Wo steht die Ökumene heute? Wo in fünf Jahren? Eine neue Studie dazu trägt den programmatischen Titel: Mehr Sichtbarkeit in der Einheit und mehr Versöhnung in der Verschiedenheit. Der Komparativ ist entscheidend: „Mehr“ – nicht „Weniger“. Die selbstverschuldete Glaubwürdigkeitskrise, in der beide hierzulande immer noch ziemlich großen Kirchen stehen, lässt sich nicht leugnen. Die Kirchenmitgliedschaftsuntersuchung hat gezeigt, wie viele Menschen den Kirchen schon den Rücken gekehrt haben oder auf dem Sprung stehen, sie zu verlassen.
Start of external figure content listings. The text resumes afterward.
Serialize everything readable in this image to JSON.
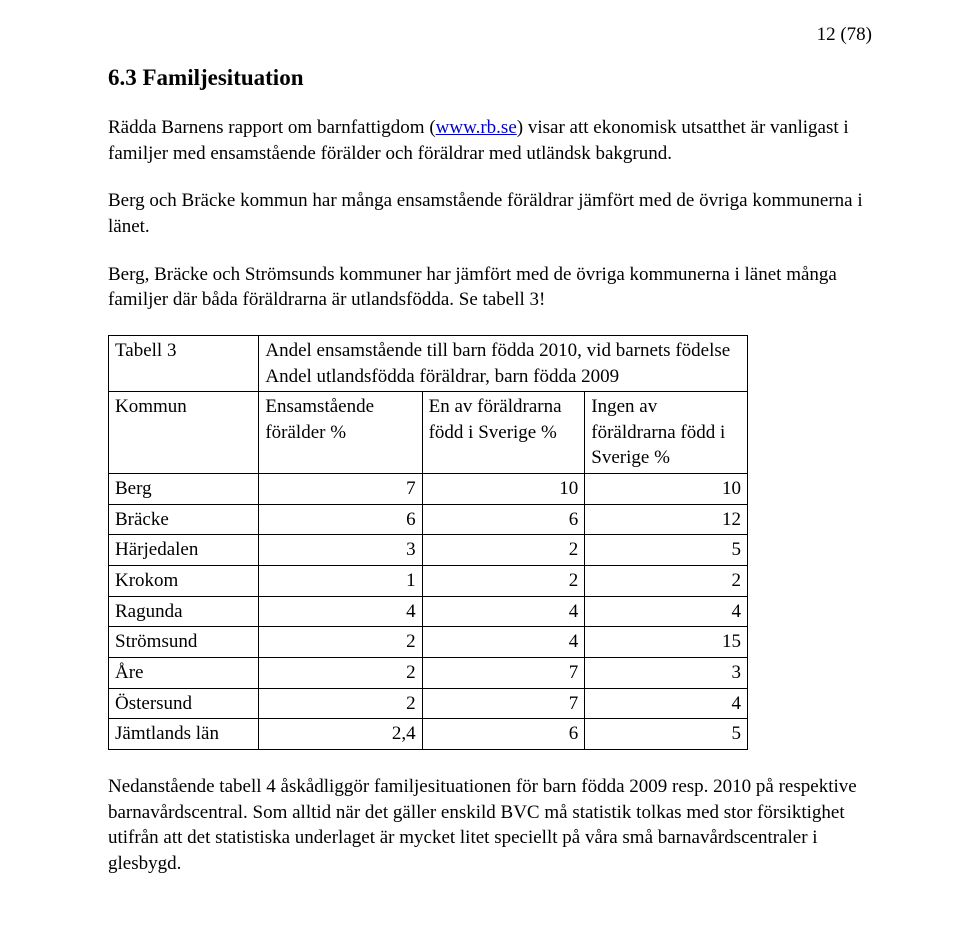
{
  "page_number": "12 (78)",
  "heading": "6.3  Familjesituation",
  "para1_pre": "Rädda Barnens rapport om barnfattigdom (",
  "link_text": "www.rb.se",
  "para1_post": ") visar att ekonomisk utsatthet är vanligast i familjer med ensamstående förälder och föräldrar med utländsk bakgrund.",
  "para2": "Berg och Bräcke kommun har många ensamstående föräldrar jämfört med de övriga kommunerna i länet.",
  "para3": "Berg, Bräcke och Strömsunds kommuner har jämfört med de övriga kommunerna i länet många familjer där båda föräldrarna är utlandsfödda. Se tabell 3!",
  "table": {
    "caption_label": "Tabell 3",
    "caption_line1": "Andel ensamstående till barn födda 2010, vid barnets födelse",
    "caption_line2": "Andel utlandsfödda föräldrar, barn födda 2009",
    "col1": "Kommun",
    "col2": "Ensamstående förälder %",
    "col3": "En av föräldrarna född i Sverige %",
    "col4": "Ingen av föräldrarna född i Sverige %",
    "rows": [
      {
        "name": "Berg",
        "c2": "7",
        "c3": "10",
        "c4": "10",
        "bold": true
      },
      {
        "name": "Bräcke",
        "c2": "6",
        "c3": "6",
        "c4": "12",
        "bold": true
      },
      {
        "name": "Härjedalen",
        "c2": "3",
        "c3": "2",
        "c4": "5",
        "bold": false
      },
      {
        "name": "Krokom",
        "c2": "1",
        "c3": "2",
        "c4": "2",
        "bold": false
      },
      {
        "name": "Ragunda",
        "c2": "4",
        "c3": "4",
        "c4": "4",
        "bold": false
      },
      {
        "name": "Strömsund",
        "c2": "2",
        "c3": "4",
        "c4": "15",
        "bold": true
      },
      {
        "name": "Åre",
        "c2": "2",
        "c3": "7",
        "c4": "3",
        "bold": false
      },
      {
        "name": "Östersund",
        "c2": "2",
        "c3": "7",
        "c4": "4",
        "bold": false
      },
      {
        "name": "Jämtlands län",
        "c2": "2,4",
        "c3": "6",
        "c4": "5",
        "bold": true
      }
    ]
  },
  "para4": "Nedanstående tabell 4 åskådliggör familjesituationen för barn födda 2009 resp. 2010 på respektive barnavårdscentral. Som alltid när det gäller enskild BVC må statistik tolkas med stor försiktighet utifrån att det statistiska underlaget är mycket litet speciellt på våra små barnavårdscentraler i glesbygd."
}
Und dass nicht nur die katholische, sondern auch die evangelische Kirche ein systemisches Missbrauchsproblem hat, lässt sich nicht leugnen.
Deshalb ist Demut angesagt. Aber nicht Depression, sondern Nüchternheit und Wachsamkeit. An der Basis ist die Ökumene oft schon viel weiter als in den Kirchenleitungen – aber es gibt auch auf beiden Seiten Profilneurotiker, die eher an konfessioneller Identität als an ökumenischer Solidarität interessiert sind. Deshalb ist es hoch an der Zeit, ein gemeinsames Zeichen zu setzen.
„Sichtbare Einheit“ ist der eine Pol, „versöhnte Verschiedenheit“ der andere. Der erste wird oft auf katholischer Seite betont – gleich mit dem Bild des Papstes und des Bischofs vor Augen, der zweite auf evangelischer Seite – mit den starken protestantischen Bewegungen im Blick, die Kirchengemeinschaft erklären, auch wenn es keine volle Bekenntnisgemeinschaft gibt. 2017, bei den Gedenkfeiern zu 500 Jahren Reformation, sind beide Pole erstmals so miteinander verbunden worden, dass eine positive Spannung erzeugt wird.
Was das "Gemeinsame Wort" stark macht
Diese Verbindung macht das neue „Gemeinsame Wort“ der Deutschen Bischofskonferenz und der Evangelischen Kirche in Deutschland stark. Es ist aus dem „Kontaktgesprächskreis“ hervorgegangen, einem gemeinsamen Beratungsgremium, das regelmäßig tagt, um Abstimmungen bei kirchlichen und politischen Fragen anzubahnen.
Die Pointe der Studie markiert ihr Untertitel: Zu den Chancen einer prozessorientierten Ökumene. In dieser Leitidee kommt ein ökumenischer Lerneffekt zum Ausdruck: Die Ökumene hat sich intensiv mit den letzten Zielen befasst – aber sie kommt damit nicht an ein Ende. Sie darf auch nicht übersehen, wie viel an Einheit bereits auf dem Weg sichtbar wird und wie viele Gegensätze schon versöhnt worden sind. Ziele bleiben wichtig – aber sie sollten nicht utopisch, sondern realistisch sein. Wege eröffnen neue Blicke – aber sie sind nicht selbst schon das Ziel, sondern führen in neue Landschaften des Lebens, in denen der Glaube gefragt ist.
Das „Gemeinsame Wort“ ermutigt, diese Wege zu gehen: In der Verkündigung des Glaubens braucht es die Ökumene, um nicht mit gespaltener Zunge zu reden; im gemeinsamen Religionsunterricht gelingt Bildungsarbeit besser. Im Dienst an und mit den Armen, in der kategorialen Seelsorge, in politischen Interventionen gilt es, so viel Gemeinsamkeit zu organisieren, wie es nur geht, und nicht aus Differenzen in einigen wenigen Grenzfragen sofort Grundsatzkonflikte abzuleiten. „Liturgische Gastfreundschaft“ ist ein Leitwort der Prozess-Ökumene. Viele Gemeinden praktizieren sie. Dass sie Vorposten einer Kirche der Zukunft sind, sagt das neue Papier: Mehr Glaube, mehr Liebe, mehr Hoffnung – das ist die Zukunft der Kirche.